Edy juga mengatakan, Indonesia perlu meningkatkan kekuatan laut yang ditopang kekuatan udara sebagai deteksi dini dan melindungi Indonesia. Pengamatan Kompas, di Laut Natuna Utara terlihat bahwa walaupun China menggunakan kapal-kapal nonmiliter, ukurannya lebih besar dari KRI. Maklum, kapal coast guard China awalnya ialah kapal-kapal militer, yakni fregat. ”Perlu dikuatkan TNI dan Bakamla,” kata Edy.
Kendati bukan ancaman militer, upaya Indonesia mengatasi masalah ini harus terorkestrasi dengan baik. Yudo menggarisbawahi, KRI tidak boleh terprovokasi. Pasalnya, bisa jadi memang itu tujuan kehadiran kapal-kapal asing.

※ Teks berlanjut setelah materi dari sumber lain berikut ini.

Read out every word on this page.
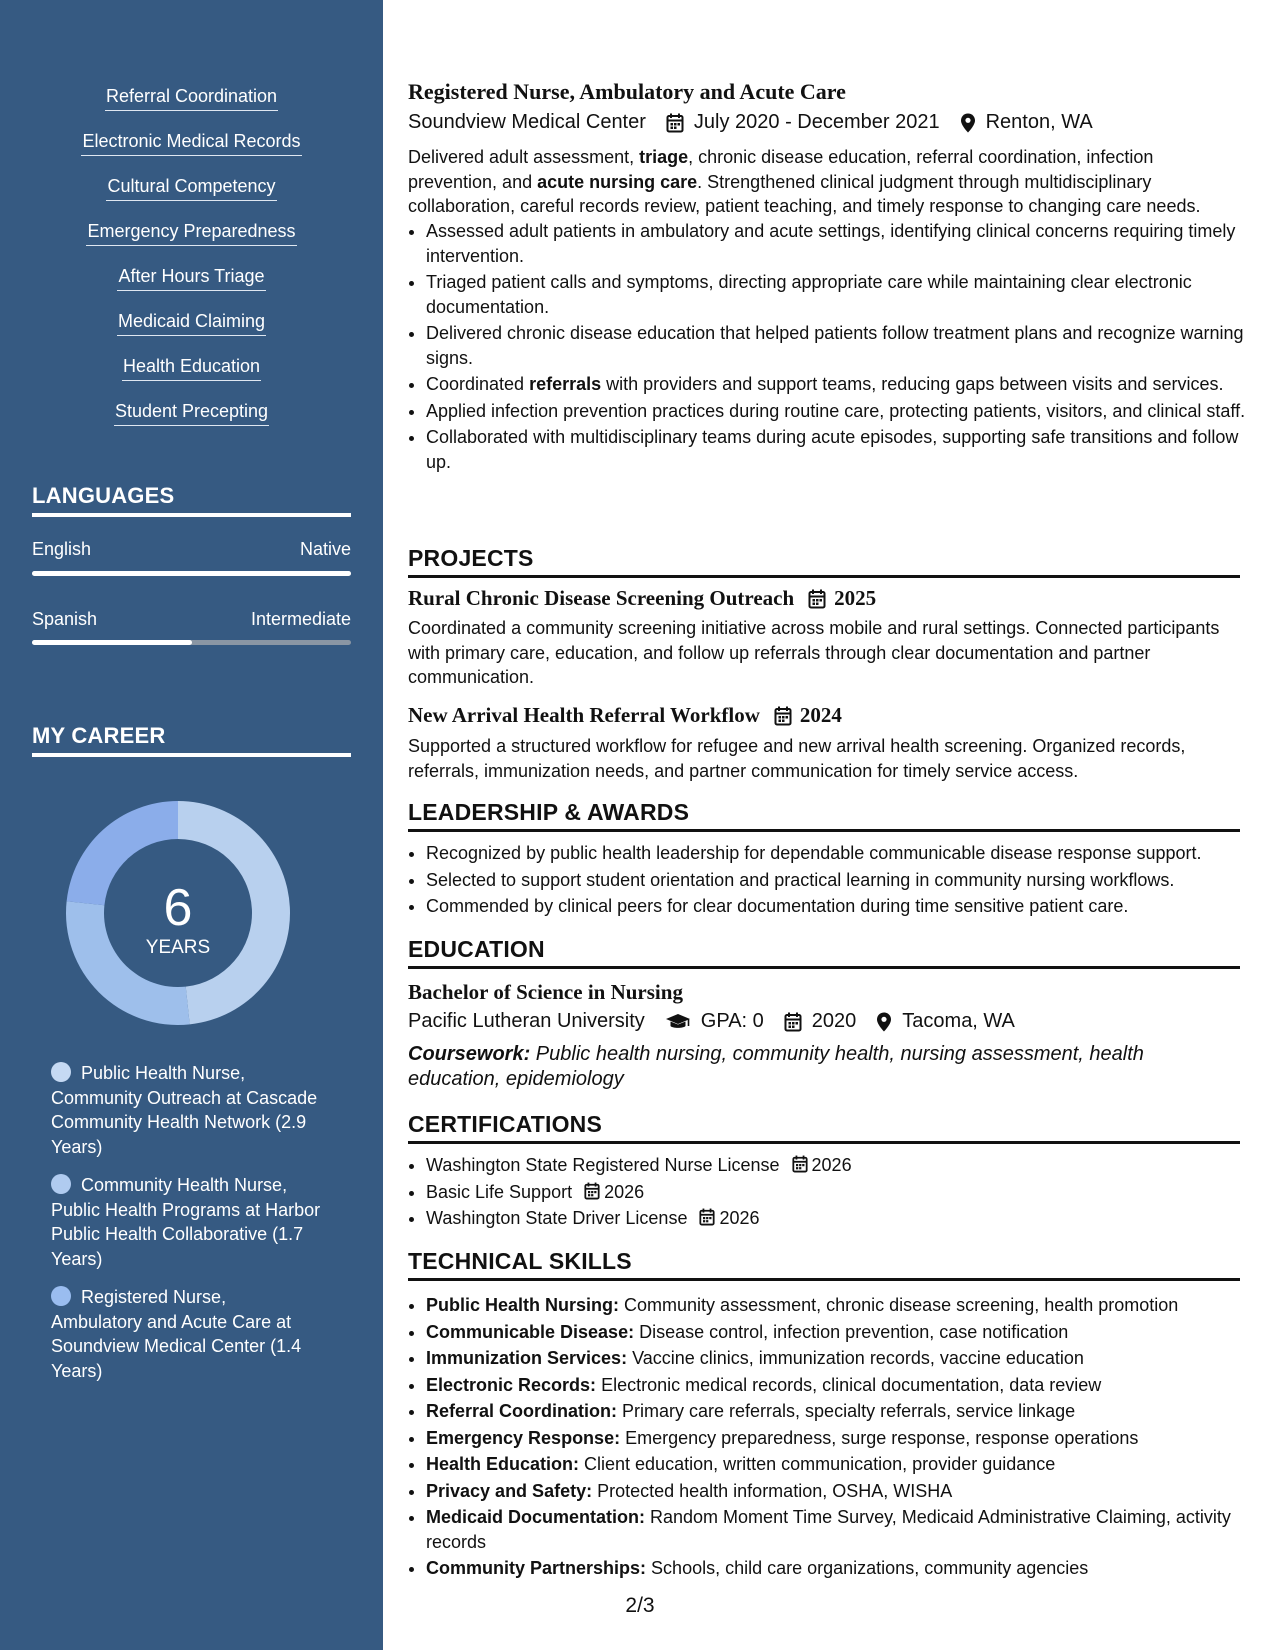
Referral Coordination
Electronic Medical Records
Cultural Competency
Emergency Preparedness
After Hours Triage
Medicaid Claiming
Health Education
Student Precepting
LANGUAGES
English	Native
Spanish	Intermediate
MY CAREER
6
YEARS
Public Health Nurse, Community Outreach at Cascade Community Health Network (2.9 Years)
Community Health Nurse, Public Health Programs at Harbor Public Health Collaborative (1.7 Years)
Registered Nurse, Ambulatory and Acute Care at Soundview Medical Center (1.4 Years)
Registered Nurse, Ambulatory and Acute Care
Soundview Medical Center July 2020 - December 2021 Renton, WA
Delivered adult assessment, triage, chronic disease education, referral coordination, infection prevention, and acute nursing care. Strengthened clinical judgment through multidisciplinary collaboration, careful records review, patient teaching, and timely response to changing care needs.
• Assessed adult patients in ambulatory and acute settings, identifying clinical concerns requiring timely intervention.
• Triaged patient calls and symptoms, directing appropriate care while maintaining clear electronic documentation.
• Delivered chronic disease education that helped patients follow treatment plans and recognize warning signs.
• Coordinated referrals with providers and support teams, reducing gaps between visits and services.
• Applied infection prevention practices during routine care, protecting patients, visitors, and clinical staff.
• Collaborated with multidisciplinary teams during acute episodes, supporting safe transitions and follow up.
PROJECTS
Rural Chronic Disease Screening Outreach 2025
Coordinated a community screening initiative across mobile and rural settings. Connected participants with primary care, education, and follow up referrals through clear documentation and partner communication.
New Arrival Health Referral Workflow 2024
Supported a structured workflow for refugee and new arrival health screening. Organized records, referrals, immunization needs, and partner communication for timely service access.
LEADERSHIP & AWARDS
• Recognized by public health leadership for dependable communicable disease response support.
• Selected to support student orientation and practical learning in community nursing workflows.
• Commended by clinical peers for clear documentation during time sensitive patient care.
EDUCATION
Bachelor of Science in Nursing
Pacific Lutheran University	GPA: 0 2020 Tacoma, WA
Coursework: Public health nursing, community health, nursing assessment, health education, epidemiology
CERTIFICATIONS
• Washington State Registered Nurse License 2026
• Basic Life Support 2026
• Washington State Driver License 2026
TECHNICAL SKILLS
• Public Health Nursing: Community assessment, chronic disease screening, health promotion
• Communicable Disease: Disease control, infection prevention, case notification
• Immunization Services: Vaccine clinics, immunization records, vaccine education
• Electronic Records: Electronic medical records, clinical documentation, data review
• Referral Coordination: Primary care referrals, specialty referrals, service linkage
• Emergency Response: Emergency preparedness, surge response, response operations
• Health Education: Client education, written communication, provider guidance
• Privacy and Safety: Protected health information, OSHA, WISHA
• Medicaid Documentation: Random Moment Time Survey, Medicaid Administrative Claiming, activity records
• Community Partnerships: Schools, child care organizations, community agencies
2/3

Idealnya, dalam menghadapi situasi semacam ini, Bakamla berada di depan. Pasalnya, China menggunakan kapal-kapal sipil. Dibanding kehadiran KRI yang bisa menimbulkan persepsi ancaman serta peningkatan eskalasi konflik, keberadaan kapal-kapal Bakamla seiring dengan penggunakan diplomasi coast guard di kawasan. Hal ini tentu membutuhkan Bakamla yang memiliki banyak kapal serta aturan pendukung. Saat ini, kapal Bakamla minim, dan ada 13 instansi yang menangani keamanan laut. Indonesia juga perlu membuat kapal-kapal nelayannya hadir di Natuna. Hal ini tentunya hanya bisa dilakukan kapal-kapal nelayan berbobot besar.

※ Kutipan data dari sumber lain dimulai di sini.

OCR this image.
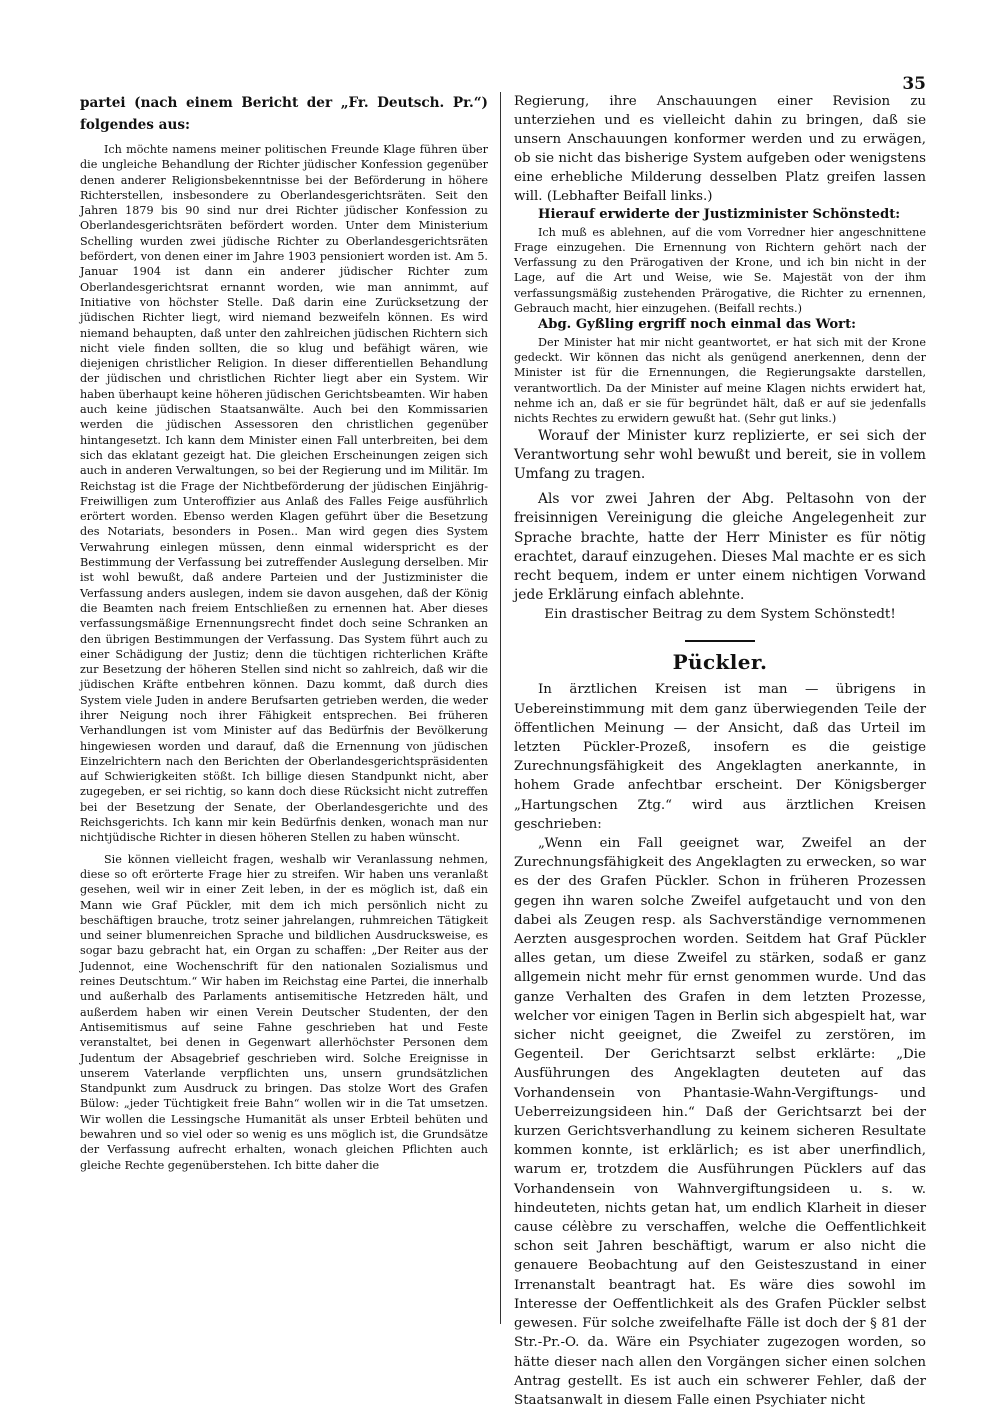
35

partei (nach einem Bericht der „Fr. Deutsch. Pr.“) folgendes aus:

Ich möchte namens meiner politischen Freunde Klage führen über die ungleiche Behandlung der Richter jüdischer Konfession gegenüber denen anderer Religionsbekenntnisse bei der Beförderung in höhere Richterstellen, insbesondere zu Oberlandesgerichtsräten. Seit den Jahren 1879 bis 90 sind nur drei Richter jüdischer Konfession zu Oberlandesgerichtsräten befördert worden. Unter dem Ministerium Schelling wurden zwei jüdische Richter zu Oberlandesgerichtsräten befördert, von denen einer im Jahre 1903 pensioniert worden ist. Am 5. Januar 1904 ist dann ein anderer jüdischer Richter zum Oberlandesgerichtsrat ernannt worden, wie man annimmt, auf Initiative von höchster Stelle. Daß darin eine Zurücksetzung der jüdischen Richter liegt, wird niemand bezweifeln können. Es wird niemand behaupten, daß unter den zahlreichen jüdischen Richtern sich nicht viele finden sollten, die so klug und befähigt wären, wie diejenigen christlicher Religion. In dieser differentiellen Behandlung der jüdischen und christlichen Richter liegt aber ein System. Wir haben überhaupt keine höheren jüdischen Gerichtsbeamten. Wir haben auch keine jüdischen Staatsanwälte. Auch bei den Kommissarien werden die jüdischen Assessoren den christlichen gegenüber hintangesetzt. Ich kann dem Minister einen Fall unterbreiten, bei dem sich das eklatant gezeigt hat. Die gleichen Erscheinungen zeigen sich auch in anderen Verwaltungen, so bei der Regierung und im Militär. Im Reichstag ist die Frage der Nichtbeförderung der jüdischen Einjährig-Freiwilligen zum Unteroffizier aus Anlaß des Falles Feige ausführlich erörtert worden. Ebenso werden Klagen geführt über die Besetzung des Notariats, besonders in Posen.. Man wird gegen dies System Verwahrung einlegen müssen, denn einmal widerspricht es der Bestimmung der Verfassung bei zutreffender Auslegung derselben. Mir ist wohl bewußt, daß andere Parteien und der Justizminister die Verfassung anders auslegen, indem sie davon ausgehen, daß der König die Beamten nach freiem Entschließen zu ernennen hat. Aber dieses verfassungsmäßige Ernennungsrecht findet doch seine Schranken an den übrigen Bestimmungen der Verfassung. Das System führt auch zu einer Schädigung der Justiz; denn die tüchtigen richterlichen Kräfte zur Besetzung der höheren Stellen sind nicht so zahlreich, daß wir die jüdischen Kräfte entbehren können. Dazu kommt, daß durch dies System viele Juden in andere Berufsarten getrieben werden, die weder ihrer Neigung noch ihrer Fähigkeit entsprechen. Bei früheren Verhandlungen ist vom Minister auf das Bedürfnis der Bevölkerung hingewiesen worden und darauf, daß die Ernennung von jüdischen Einzelrichtern nach den Berichten der Oberlandesgerichtspräsidenten auf Schwierigkeiten stößt. Ich billige diesen Standpunkt nicht, aber zugegeben, er sei richtig, so kann doch diese Rücksicht nicht zutreffen bei der Besetzung der Senate, der Oberlandesgerichte und des Reichsgerichts. Ich kann mir kein Bedürfnis denken, wonach man nur nichtjüdische Richter in diesen höheren Stellen zu haben wünscht.

Sie können vielleicht fragen, weshalb wir Veranlassung nehmen, diese so oft erörterte Frage hier zu streifen. Wir haben uns veranlaßt gesehen, weil wir in einer Zeit leben, in der es möglich ist, daß ein Mann wie Graf Pückler, mit dem ich mich persönlich nicht zu beschäftigen brauche, trotz seiner jahrelangen, ruhmreichen Tätigkeit und seiner blumenreichen Sprache und bildlichen Ausdrucksweise, es sogar bazu gebracht hat, ein Organ zu schaffen: „Der Reiter aus der Judennot, eine Wochenschrift für den nationalen Sozialismus und reines Deutschtum.“ Wir haben im Reichstag eine Partei, die innerhalb und außerhalb des Parlaments antisemitische Hetzreden hält, und außerdem haben wir einen Verein Deutscher Studenten, der den Antisemitismus auf seine Fahne geschrieben hat und Feste veranstaltet, bei denen in Gegenwart allerhöchster Personen dem Judentum der Absagebrief geschrieben wird. Solche Ereignisse in unserem Vaterlande verpflichten uns, unsern grundsätzlichen Standpunkt zum Ausdruck zu bringen. Das stolze Wort des Grafen Bülow: „jeder Tüchtigkeit freie Bahn“ wollen wir in die Tat umsetzen. Wir wollen die Lessingsche Humanität als unser Erbteil behüten und bewahren und so viel oder so wenig es uns möglich ist, die Grundsätze der Verfassung aufrecht erhalten, wonach gleichen Pflichten auch gleiche Rechte gegenüberstehen. Ich bitte daher die

Regierung, ihre Anschauungen einer Revision zu unterziehen und es vielleicht dahin zu bringen, daß sie unsern Anschauungen konformer werden und zu erwägen, ob sie nicht das bisherige System aufgeben oder wenigstens eine erhebliche Milderung desselben Platz greifen lassen will. (Lebhafter Beifall links.)

Hierauf erwiderte der Justizminister Schönstedt:

Ich muß es ablehnen, auf die vom Vorredner hier angeschnittene Frage einzugehen. Die Ernennung von Richtern gehört nach der Verfassung zu den Prärogativen der Krone, und ich bin nicht in der Lage, auf die Art und Weise, wie Se. Majestät von der ihm verfassungsmäßig zustehenden Prärogative, die Richter zu ernennen, Gebrauch macht, hier einzugehen. (Beifall rechts.)

Abg. Gyßling ergriff noch einmal das Wort:

Der Minister hat mir nicht geantwortet, er hat sich mit der Krone gedeckt. Wir können das nicht als genügend anerkennen, denn der Minister ist für die Ernennungen, die Regierungsakte darstellen, verantwortlich. Da der Minister auf meine Klagen nichts erwidert hat, nehme ich an, daß er sie für begründet hält, daß er auf sie jedenfalls nichts Rechtes zu erwidern gewußt hat. (Sehr gut links.)

Worauf der Minister kurz replizierte, er sei sich der Verantwortung sehr wohl bewußt und bereit, sie in vollem Umfang zu tragen.

Als vor zwei Jahren der Abg. Peltasohn von der freisinnigen Vereinigung die gleiche Angelegenheit zur Sprache brachte, hatte der Herr Minister es für nötig erachtet, darauf einzugehen. Dieses Mal machte er es sich recht bequem, indem er unter einem nichtigen Vorwand jede Erklärung einfach ablehnte.

Ein drastischer Beitrag zu dem System Schönstedt!

Pückler.

In ärztlichen Kreisen ist man — übrigens in Uebereinstimmung mit dem ganz überwiegenden Teile der öffentlichen Meinung — der Ansicht, daß das Urteil im letzten Pückler-Prozeß, insofern es die geistige Zurechnungsfähigkeit des Angeklagten anerkannte, in hohem Grade anfechtbar erscheint. Der Königsberger „Hartungschen Ztg.“ wird aus ärztlichen Kreisen geschrieben:

„Wenn ein Fall geeignet war, Zweifel an der Zurechnungsfähigkeit des Angeklagten zu erwecken, so war es der des Grafen Pückler. Schon in früheren Prozessen gegen ihn waren solche Zweifel aufgetaucht und von den dabei als Zeugen resp. als Sachverständige vernommenen Aerzten ausgesprochen worden. Seitdem hat Graf Pückler alles getan, um diese Zweifel zu stärken, sodaß er ganz allgemein nicht mehr für ernst genommen wurde. Und das ganze Verhalten des Grafen in dem letzten Prozesse, welcher vor einigen Tagen in Berlin sich abgespielt hat, war sicher nicht geeignet, die Zweifel zu zerstören, im Gegenteil. Der Gerichtsarzt selbst erklärte: „Die Ausführungen des Angeklagten deuteten auf das Vorhandensein von Phantasie-Wahn-Vergiftungs- und Ueberreizungsideen hin.“ Daß der Gerichtsarzt bei der kurzen Gerichtsverhandlung zu keinem sicheren Resultate kommen konnte, ist erklärlich; es ist aber unerfindlich, warum er, trotzdem die Ausführungen Pücklers auf das Vorhandensein von Wahnvergiftungsideen u. s. w. hindeuteten, nichts getan hat, um endlich Klarheit in dieser cause célèbre zu verschaffen, welche die Oeffentlichkeit schon seit Jahren beschäftigt, warum er also nicht die genauere Beobachtung auf den Geisteszustand in einer Irrenanstalt beantragt hat. Es wäre dies sowohl im Interesse der Oeffentlichkeit als des Grafen Pückler selbst gewesen. Für solche zweifelhafte Fälle ist doch der § 81 der Str.-Pr.-O. da. Wäre ein Psychiater zugezogen worden, so hätte dieser nach allen den Vorgängen sicher einen solchen Antrag gestellt. Es ist auch ein schwerer Fehler, daß der Staatsanwalt in diesem Falle einen Psychiater nicht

Orkestrasi ini juga perlu terlihat dari pernyataan-pernyataan pejabat pemerintah. Edy mengingatkan agar para pejabat berkomentar sesuai domain kewenangan. Menteri Pertahanan, misalnya terkait pembangunan kekuatan dan pertahanan RI, sedangkan Menko Maritim terkait aset kekayaan alam laut.

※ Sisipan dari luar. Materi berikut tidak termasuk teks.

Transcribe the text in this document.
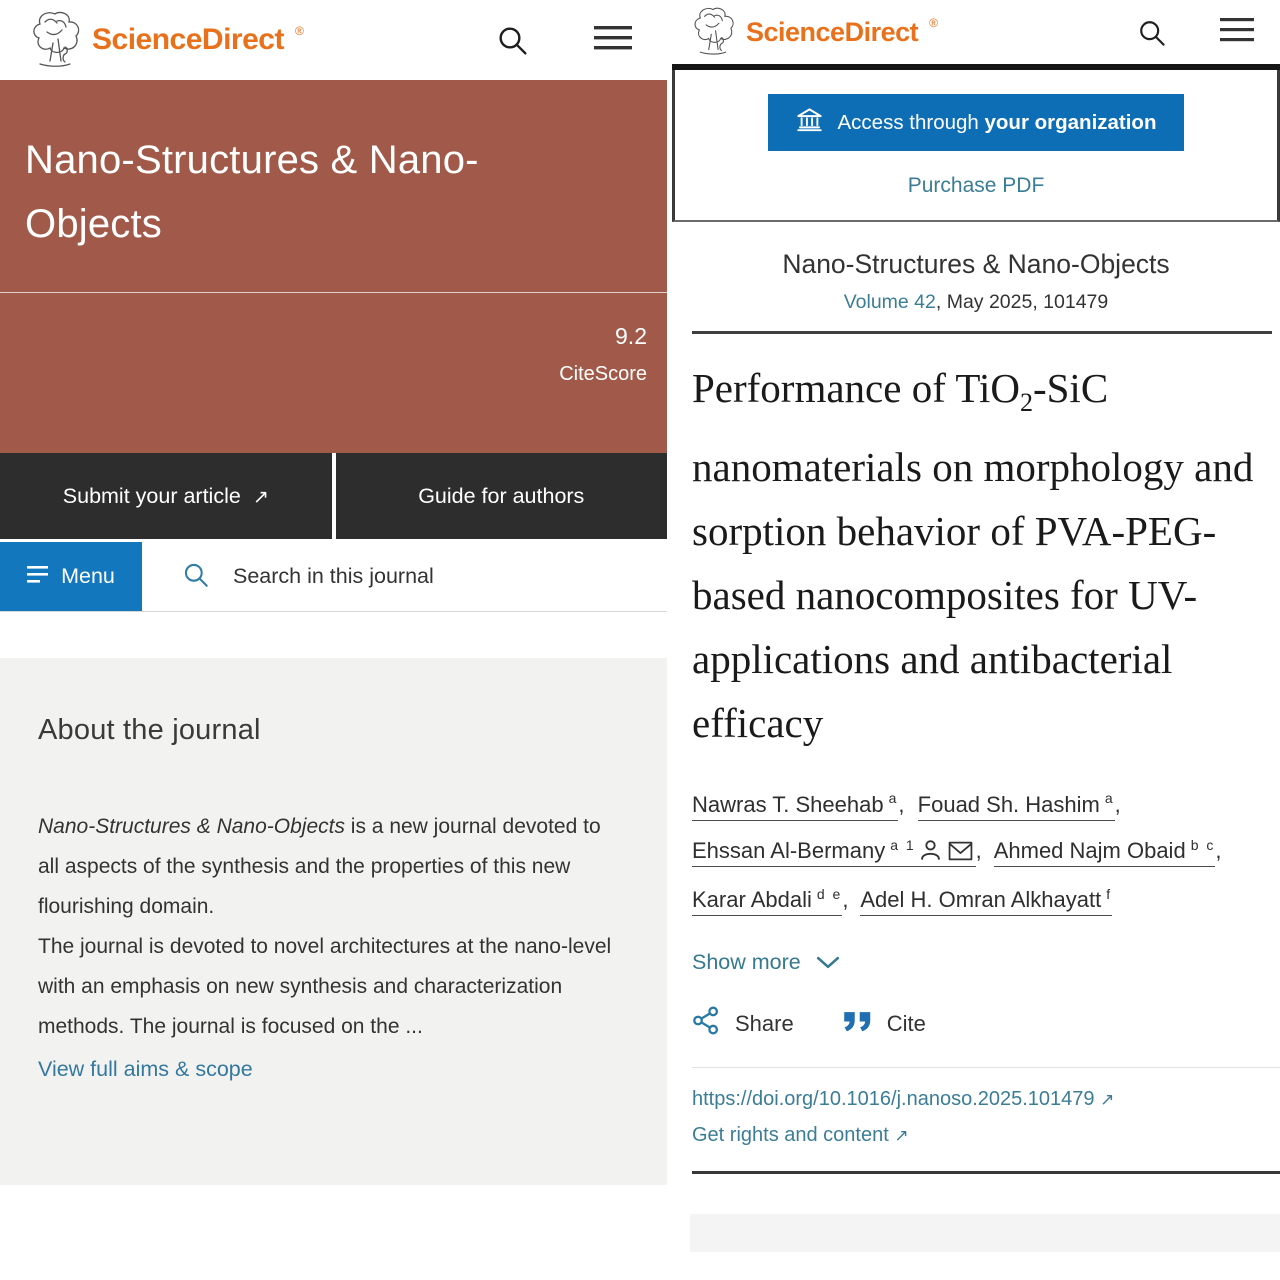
ScienceDirect ®
Nano-Structures & Nano-Objects
9.2
CiteScore
Submit your article ↗	Guide for authors
Menu
Search in this journal
About the journal

Nano-Structures & Nano-Objects is a new journal devoted to all aspects of the synthesis and the properties of this new flourishing domain.

The journal is devoted to novel architectures at the nano-level with an emphasis on new synthesis and characterization methods. The journal is focused on the ...

View full aims & scope
ScienceDirect ®
Access through your organization
Purchase PDF
Nano-Structures & Nano-Objects
Volume 42, May 2025, 101479
Performance of TiO$_2$-SiC nanomaterials on morphology and sorption behavior of PVA-PEG-based nanocomposites for UV-applications and antibacterial efficacy
Nawras T. Sheehab $^a$, Fouad Sh. Hashim $^a$, Ehssan Al-Bermany $^{a 1}$	, Ahmed Najm Obaid $^{b c}$, Karar Abdali $^{d e}$, Adel H. Omran Alkhayatt $^f$
Show more
Share	Cite
https://doi.org/10.1016/j.nanoso.2025.101479 ↗
Get rights and content ↗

”Untuk diplomasi, ya itu kewenangan Menlu untuk nyatakan sikap dan posisi Indonesia tetap konsisten merujuk ke UNCLOS,” kata Edy.
Insiden di Laut Natuna Utara ini membuka mata bahwa kekuatan laut Indonesia masih lemah. Sebagai negara kepulauan yang ingin jadi negara berkekuatan maritim, masih banyak pekerjaan rumah yang harus dikerjakan bersama; dimulai dari orkestrasi pernyataan pejabat Indonesia.